Failed asylum seeker dodged deportation and murdered three, court hears

A failed asylum seeker who stabbed three innocent people to death in Reading had dodged deportation for more than seven years and hid a jihadi past, according to prosecutors at the Old Bailey.

The foreign killer, Khairi Saadallah, pleaded guilty to three counts of murder and three additional attempted murders that took place in Forbury Gardens, Reading last summer.


He denies terror charges on the basis that his crime lacked substantial planning or ideological cause, despite reports that he yelled “Allah Akhbar” and “victory on infidels” during the attack.

Presenting her evidence of terrorist motives, prosecutor Alison Morgan QC said: “the defendant believed in carrying out this attack he was acting in pursuit of an extremist ideology he appears to have held for some time.”

She pointed to photos from the social media service Facebook, depicting Saadallah posing with weapons in 2011 while a member of the now-proscribed terror organisation Ansar Al Sharia.

“The defendant was involved in military activities, showing him not to have been reluctant or somehow rather fearful of involvement, but proud of what he was doing” said Ms Morgan.


He came to the UK in 2012 but was refused asylum before “absconding” in 2013 and quickly returning to the view of authorities with a string of criminal convictions.

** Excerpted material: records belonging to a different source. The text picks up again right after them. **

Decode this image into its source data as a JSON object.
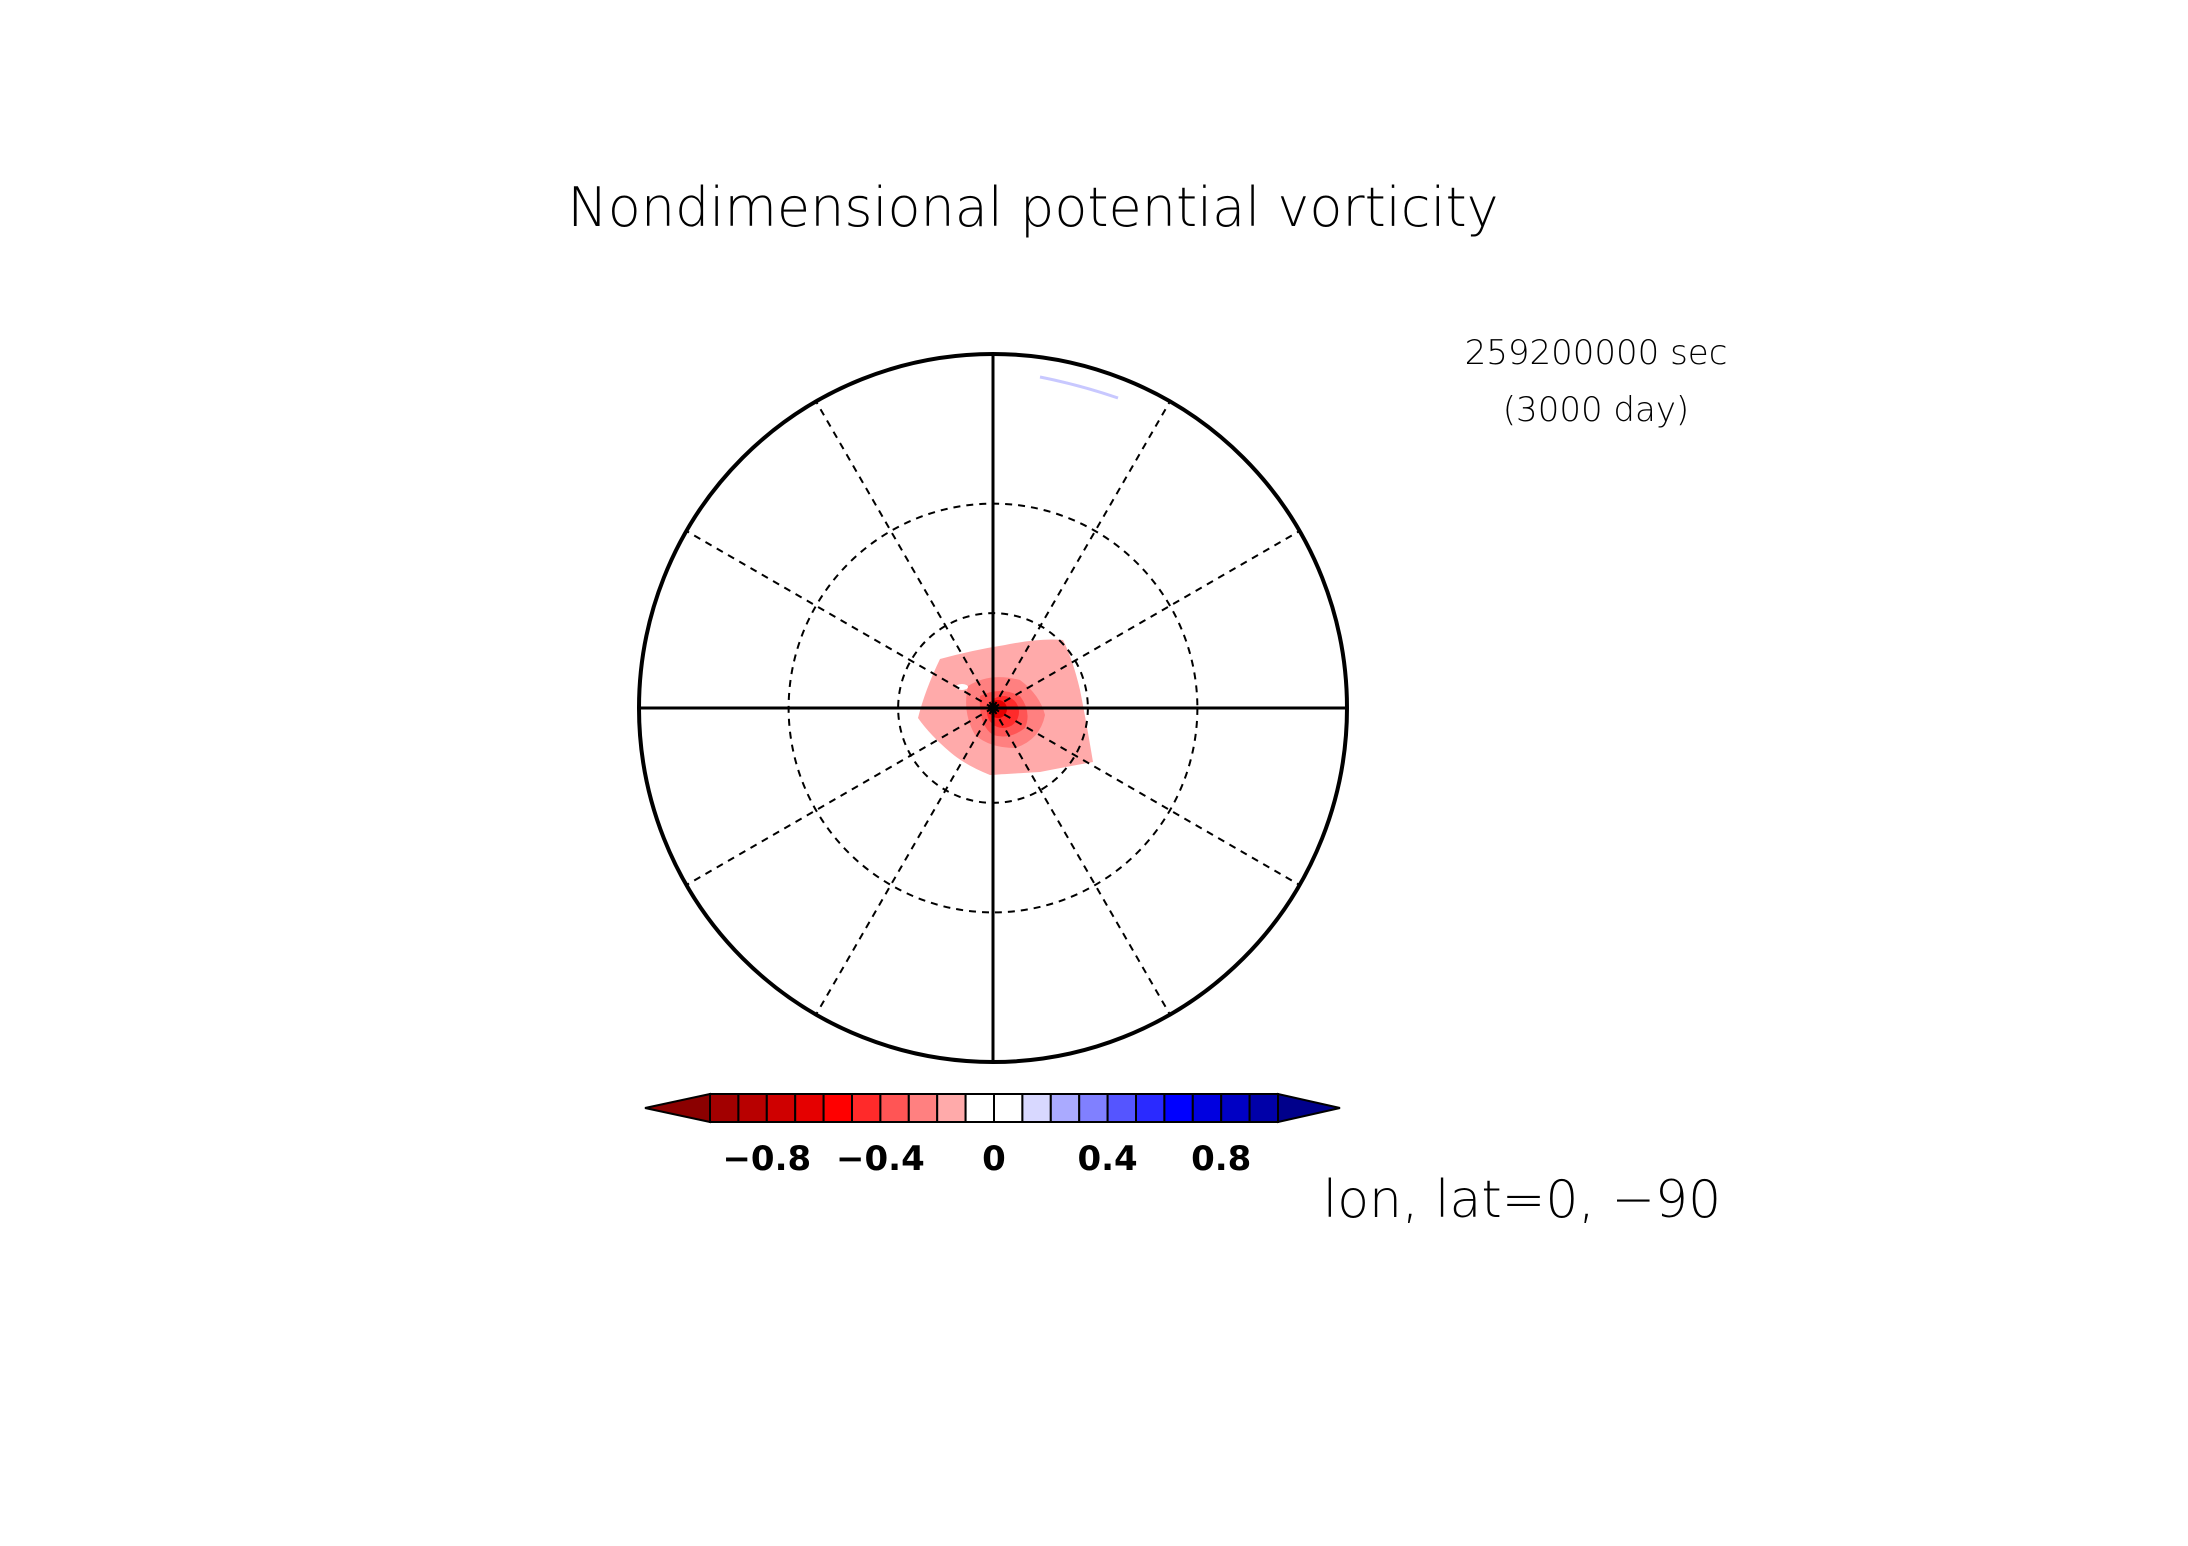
{
  "chart_data": {
    "type": "heatmap",
    "projection": "polar-stereographic",
    "title": "Nondimensional potential vorticity",
    "time_label": "259200000 sec",
    "time_label_days": "(3000 day)",
    "axis_label": "lon, lat=0, −90",
    "colorbar": {
      "min": -1.0,
      "max": 1.0,
      "step": 0.1,
      "tick_values": [
        "−0.8",
        "−0.4",
        "0",
        "0.4",
        "0.8"
      ],
      "colors": [
        "#8b0000",
        "#a20000",
        "#b80000",
        "#cf0000",
        "#e50000",
        "#ff0000",
        "#ff2a2a",
        "#ff5555",
        "#ff8080",
        "#ffaaaa",
        "#ffffff",
        "#ffffff",
        "#d8d8ff",
        "#aaaaff",
        "#8080ff",
        "#5555ff",
        "#2a2aff",
        "#0000ff",
        "#0000e0",
        "#0000c4",
        "#0000a8",
        "#00008b"
      ],
      "extend": "both"
    },
    "grid": true,
    "meridian_spacing_deg": 30,
    "parallels_deg": [
      -60,
      -30
    ],
    "features": [
      {
        "name": "vortex-core",
        "value_range": [
          -0.4,
          -0.1
        ],
        "location": "near pole"
      }
    ]
  }
}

He’d had six convictions for eleven crimes since June 2015 and was jailed for 25 months in October 2019 before the sentence was slashed.

His criminal offending made him a candidate for deportation in 2019, when the Home Secretary “had determined deportation was in the public good” but the deportation was not carried out “because of what was described as a legal barrier.”

“The legal barrier that prevented him from being deported was purely and simply the circumstances as they existed in Libya at that time” according to prosecutors.

After his release from prison in June 2020 he stabbed six men in Reading, killing three, in an attack that Ms Morgan described as “brutal” and “ruthlessly efficient”. His victims were James Furlong, 36, Joseph Ritchie-Bennett, 39, and David Wails, 49.

The revelation about failed deportation may lend weight to new reforms being considered by the Home Secretary Priti Patel, which could include the elimination of human rights loopholes for serious criminals.